The Boston Bruins are in trouble now.
Earlier this week, it came out that veteran forward Jaromir Jagr was unhappy staying with the New Jersey Devils.
With the team edging closer to a playoff spot, the forty-three year old winger — originally drafted by the Pittsburgh Penguins fifth overall in the 1990 NHL Entry Draft — wasn’t exactly thrilled with his diminishing ice time. He watched as other forwards — also veterans, but none quite as veteran as him — were pushed into his spot on the top six and on special teams. He knew it had to do with the coaching change, and admitted that he’d seen it happen before — but with a certainty that his ice time would disappear completely come a missed playoff run, the Czech hockey star all but demanded a trade out of New Jersey.
Not many were confident that Devils general manager and interim coach Lou Lamoriello would grant Jagr his wish, much less so soon — but sure enough, the two-time Stanley Cup champion is on his way to the Florida Panthers.

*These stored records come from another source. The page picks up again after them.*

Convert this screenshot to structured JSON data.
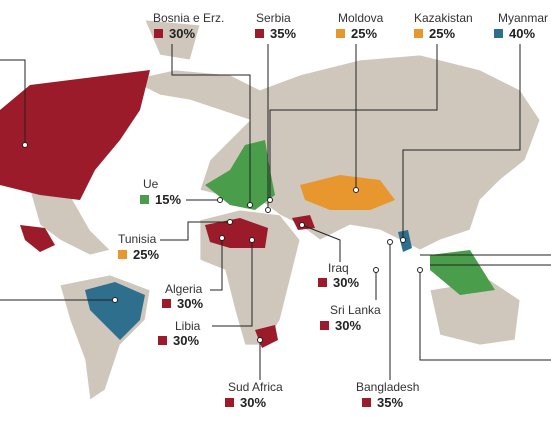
{
  "items": [
    {
      "name": "Bosnia e Erz.",
      "value": "30%",
      "color": "#9b1b2a"
    },
    {
      "name": "Serbia",
      "value": "35%",
      "color": "#9b1b2a"
    },
    {
      "name": "Moldova",
      "value": "25%",
      "color": "#e8972e"
    },
    {
      "name": "Kazakistan",
      "value": "25%",
      "color": "#e8972e"
    },
    {
      "name": "Myanmar",
      "value": "40%",
      "color": "#2e6f8e"
    },
    {
      "name": "Ue",
      "value": "15%",
      "color": "#4a9d4a"
    },
    {
      "name": "Tunisia",
      "value": "25%",
      "color": "#e8972e"
    },
    {
      "name": "Algeria",
      "value": "30%",
      "color": "#9b1b2a"
    },
    {
      "name": "Libia",
      "value": "30%",
      "color": "#9b1b2a"
    },
    {
      "name": "Iraq",
      "value": "30%",
      "color": "#9b1b2a"
    },
    {
      "name": "Sri Lanka",
      "value": "30%",
      "color": "#9b1b2a"
    },
    {
      "name": "Sud Africa",
      "value": "30%",
      "color": "#9b1b2a"
    },
    {
      "name": "Bangladesh",
      "value": "35%",
      "color": "#9b1b2a"
    }
  ]
}
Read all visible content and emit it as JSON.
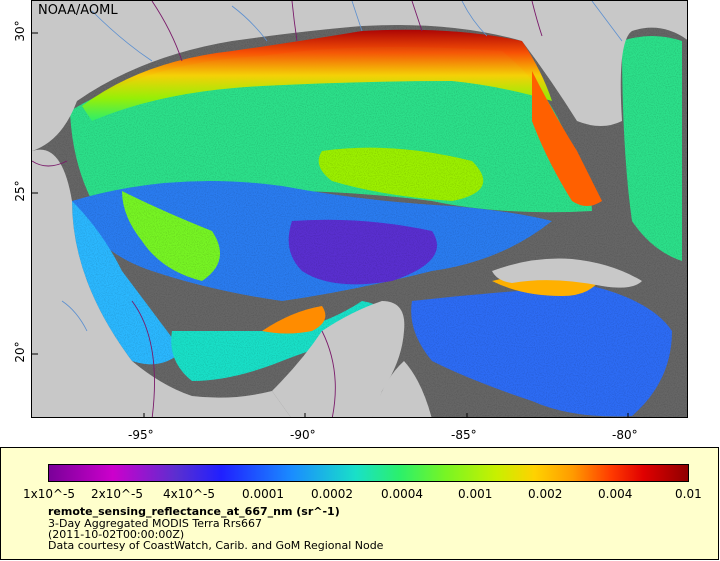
{
  "map": {
    "credit": "NOAA/AOML",
    "y_ticks": [
      {
        "label": "30°"
      },
      {
        "label": "25°"
      },
      {
        "label": "20°"
      }
    ],
    "x_ticks": [
      {
        "label": "-95°"
      },
      {
        "label": "-90°"
      },
      {
        "label": "-85°"
      },
      {
        "label": "-80°"
      }
    ],
    "colors": {
      "land": "#c8c8c8",
      "no_data": "#666666",
      "boundary": "#7a1a6a",
      "river": "#5b8fd0",
      "legend_background": "#ffffcc"
    }
  },
  "legend": {
    "colorbar_ticks": [
      {
        "label": "1x10^-5"
      },
      {
        "label": "2x10^-5"
      },
      {
        "label": "4x10^-5"
      },
      {
        "label": "0.0001"
      },
      {
        "label": "0.0002"
      },
      {
        "label": "0.0004"
      },
      {
        "label": "0.001"
      },
      {
        "label": "0.002"
      },
      {
        "label": "0.004"
      },
      {
        "label": "0.01"
      }
    ],
    "variable_title": "remote_sensing_reflectance_at_667_nm (sr^-1)",
    "product": "3-Day Aggregated MODIS Terra Rrs667",
    "time": "(2011-10-02T00:00:00Z)",
    "courtesy": "Data courtesy of CoastWatch, Carib. and GoM Regional Node"
  }
}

According to Sportsnet, the trade will send Jagr to the Panthers in exchange for Florida’s second round pick in the 2015 NHL Entry Draft and a conditional third round pick in the 2016 NHL Entry Draft. The third round pick, according to Mike Morreale of NHL.com, is Jersey’s choice — they may either select Florida’s 2016 third round pick or Minnesota’s, which Florida acquired on February 25th in exchange for veteran forward Sean Bergenheim.

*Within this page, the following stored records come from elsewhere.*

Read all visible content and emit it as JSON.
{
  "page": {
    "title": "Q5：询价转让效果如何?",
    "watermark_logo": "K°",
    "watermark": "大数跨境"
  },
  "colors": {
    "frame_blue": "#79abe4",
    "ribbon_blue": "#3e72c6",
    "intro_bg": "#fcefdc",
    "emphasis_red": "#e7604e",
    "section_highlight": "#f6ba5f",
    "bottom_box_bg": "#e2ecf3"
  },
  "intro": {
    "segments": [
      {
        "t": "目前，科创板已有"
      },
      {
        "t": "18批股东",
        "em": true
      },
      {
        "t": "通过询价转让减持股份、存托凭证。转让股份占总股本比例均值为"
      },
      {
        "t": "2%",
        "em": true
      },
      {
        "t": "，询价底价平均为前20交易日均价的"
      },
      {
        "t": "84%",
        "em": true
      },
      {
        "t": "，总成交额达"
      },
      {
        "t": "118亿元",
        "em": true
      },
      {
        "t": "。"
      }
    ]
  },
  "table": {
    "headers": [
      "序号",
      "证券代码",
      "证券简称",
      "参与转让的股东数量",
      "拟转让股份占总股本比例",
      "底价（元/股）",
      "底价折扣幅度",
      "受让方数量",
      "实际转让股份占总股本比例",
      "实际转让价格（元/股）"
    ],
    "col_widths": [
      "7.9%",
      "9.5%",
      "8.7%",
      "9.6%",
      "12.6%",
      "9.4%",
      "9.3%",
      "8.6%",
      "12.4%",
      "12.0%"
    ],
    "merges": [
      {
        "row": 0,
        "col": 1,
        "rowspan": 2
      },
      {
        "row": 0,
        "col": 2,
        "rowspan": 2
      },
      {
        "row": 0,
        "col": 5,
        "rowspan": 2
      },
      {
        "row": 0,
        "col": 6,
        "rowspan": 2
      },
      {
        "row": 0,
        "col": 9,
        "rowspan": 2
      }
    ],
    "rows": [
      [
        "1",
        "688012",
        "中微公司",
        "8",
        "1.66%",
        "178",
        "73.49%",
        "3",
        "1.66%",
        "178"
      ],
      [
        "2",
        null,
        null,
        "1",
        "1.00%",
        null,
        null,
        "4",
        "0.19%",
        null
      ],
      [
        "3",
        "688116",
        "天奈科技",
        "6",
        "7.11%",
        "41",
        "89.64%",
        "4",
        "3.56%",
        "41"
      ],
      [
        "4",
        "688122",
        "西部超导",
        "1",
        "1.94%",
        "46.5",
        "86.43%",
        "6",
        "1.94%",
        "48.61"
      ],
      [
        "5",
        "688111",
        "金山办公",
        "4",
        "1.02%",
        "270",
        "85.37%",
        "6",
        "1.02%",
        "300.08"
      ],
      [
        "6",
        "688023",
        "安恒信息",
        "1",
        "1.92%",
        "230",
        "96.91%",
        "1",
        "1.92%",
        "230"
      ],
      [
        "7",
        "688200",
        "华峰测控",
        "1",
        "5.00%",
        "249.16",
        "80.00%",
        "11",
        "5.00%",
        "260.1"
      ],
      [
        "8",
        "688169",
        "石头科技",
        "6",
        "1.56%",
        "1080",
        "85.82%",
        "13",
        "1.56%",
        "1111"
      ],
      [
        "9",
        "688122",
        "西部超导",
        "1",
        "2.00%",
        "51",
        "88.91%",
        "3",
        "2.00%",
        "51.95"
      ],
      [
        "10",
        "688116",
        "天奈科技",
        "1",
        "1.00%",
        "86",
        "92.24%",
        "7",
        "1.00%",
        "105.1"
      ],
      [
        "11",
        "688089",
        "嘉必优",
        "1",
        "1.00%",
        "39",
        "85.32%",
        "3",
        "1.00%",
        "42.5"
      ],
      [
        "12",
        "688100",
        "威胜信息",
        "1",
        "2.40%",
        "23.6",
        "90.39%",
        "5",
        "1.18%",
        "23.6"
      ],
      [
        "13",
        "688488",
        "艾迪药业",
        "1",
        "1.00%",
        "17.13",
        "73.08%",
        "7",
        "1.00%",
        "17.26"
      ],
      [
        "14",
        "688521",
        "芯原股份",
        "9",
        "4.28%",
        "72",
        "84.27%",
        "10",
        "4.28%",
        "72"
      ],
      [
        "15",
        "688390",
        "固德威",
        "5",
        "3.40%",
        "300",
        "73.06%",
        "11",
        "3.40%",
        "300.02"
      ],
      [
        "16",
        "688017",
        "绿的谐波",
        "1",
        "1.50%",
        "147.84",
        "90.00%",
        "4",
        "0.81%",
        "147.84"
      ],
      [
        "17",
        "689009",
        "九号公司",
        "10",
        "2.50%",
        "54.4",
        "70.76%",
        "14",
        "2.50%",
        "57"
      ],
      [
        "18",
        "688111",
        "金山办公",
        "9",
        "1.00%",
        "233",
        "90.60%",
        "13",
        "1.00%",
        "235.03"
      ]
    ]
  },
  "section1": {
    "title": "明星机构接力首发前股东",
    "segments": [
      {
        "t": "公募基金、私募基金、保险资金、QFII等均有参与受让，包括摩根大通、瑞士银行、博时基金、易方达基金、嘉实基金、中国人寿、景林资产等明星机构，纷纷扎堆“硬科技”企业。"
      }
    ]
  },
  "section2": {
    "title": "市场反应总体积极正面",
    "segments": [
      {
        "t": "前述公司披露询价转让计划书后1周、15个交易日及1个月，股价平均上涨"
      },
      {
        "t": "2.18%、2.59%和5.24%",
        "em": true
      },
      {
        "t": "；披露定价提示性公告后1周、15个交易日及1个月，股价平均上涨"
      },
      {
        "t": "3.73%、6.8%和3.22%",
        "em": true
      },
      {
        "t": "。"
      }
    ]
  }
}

While many were concerned that Florida was gambling their future by dealing Bergenheim to Minnesota just a day prior, it seems clear that the Panthers have no intention of backing down leading up to the post-season. After all, they have no reason to — with twenty-two games apiece to go and an injured David Krejci, the Boston Bruins sit only two points ahead of the Panthers in the race for the second Wild Card spot.
It’s been a joke that the Bruins should fear Jagr heading to Florida; after all, he was on the team the year that they missed out on the Stanley Cup by a single game and a couple minutes of overtime. It was following that season that he first departed for New Jersey; just a season and a half later, he’s still hungry for that elusive third Stanley Cup ring.
Alongside Jagr, though, will be a few other familiar faces for the Bruins — fan favorite Shawn Thornton has taken his enforcer role to Florida this season following a failure to extend his contract this summer, and then there’s Roberto Luongo. If anyone would love nothing more than to be the one who snatches the Wild Card spot from the Bruins, it’s likely to be former Canucks goalie Roberto Luongo; between him, Jagr, and the team’s surprisingly powerful young corps, the Panthers are looking more lethal than anyone expected.
Now that Jagr is off the market, Boston has more reason to be worried than just the symbolism of Jagr’s landing grounds, though — as each successive player is taken off the market leading up to the trade deadline, the Bruins grow less likely to find a replacement for top line center David Krejci. Fourth line center and penalty killer Gregory Campbell is also out for a week, and developing defenseman Kevan Miller is confirmed as out for the season; if Boston can’t find a way to bolster their lineup before 3P.M. on Monday, Florida looks legitimately poised to pass them up in the league standings.
Of course, beating the Bruins isn’t the only reason Florida making the playoffs is so important now.
With nearly empty stands at the start of the season, the Florida Panthers are no stranger to criticism for their lack of a significant fanbase. One of two teams located in the state of Florida — more than many Canadian and Northern States fans believe the sunbelt state should have — the Panthers as a franchise are literally three years younger than Jagr’s hockey career. They’re under new ownership and looking towards a bright future, but they — like the Arizona Coyotes, Carolina Hurricanes, Nashville Predators, and other non-traditional teams — have trouble with being taken seriously around the league.
Watching the Colorado Avalanche make the playoffs in 2014 was a wild success story that spoke as much to a renewed franchise as it did to rookie Nathan Mackinnon, who had been selected first overall in the 2013 NHL Entry Draft. Having the team that selected first overall in 2014 repeat Colorado’s success wouldn’t necessarily indicate a trend — young players like Jonathan Huberdeau and Nick Bjustad certainly help bolster a surprisingly good lineup in Sunrise, Florida — but it would make for a renewed sense of hope for struggling teams league-wide.
The Panthers are also in the process of revitalizing their fanbase. After years of giving away tickets for free in hopes of attracting fans, the new ownership group hopes to build fans the ‘right’ way — by charging regular ticket prices and lending an air of credibility to the franchise as a whole. This has stripped the team of a number of stray bodies filling the arena, but it’s still been tough going for the club.
As they head towards the end of the season, the Panthers now have two goals — remain ahead of the other hungry teams just outside the playoff berth, and surpass the Boston Bruins altogether.
Jagr wasn’t the only serviceable veteran forward on the market, but there’s no denying it — if the Bruins can’t put a deal together soon, this isn’t a pretty end to their season at all. Florida, though, may be in for a fairy tale of a spring, and Jagr’s going to be there to enjoy every minute of it.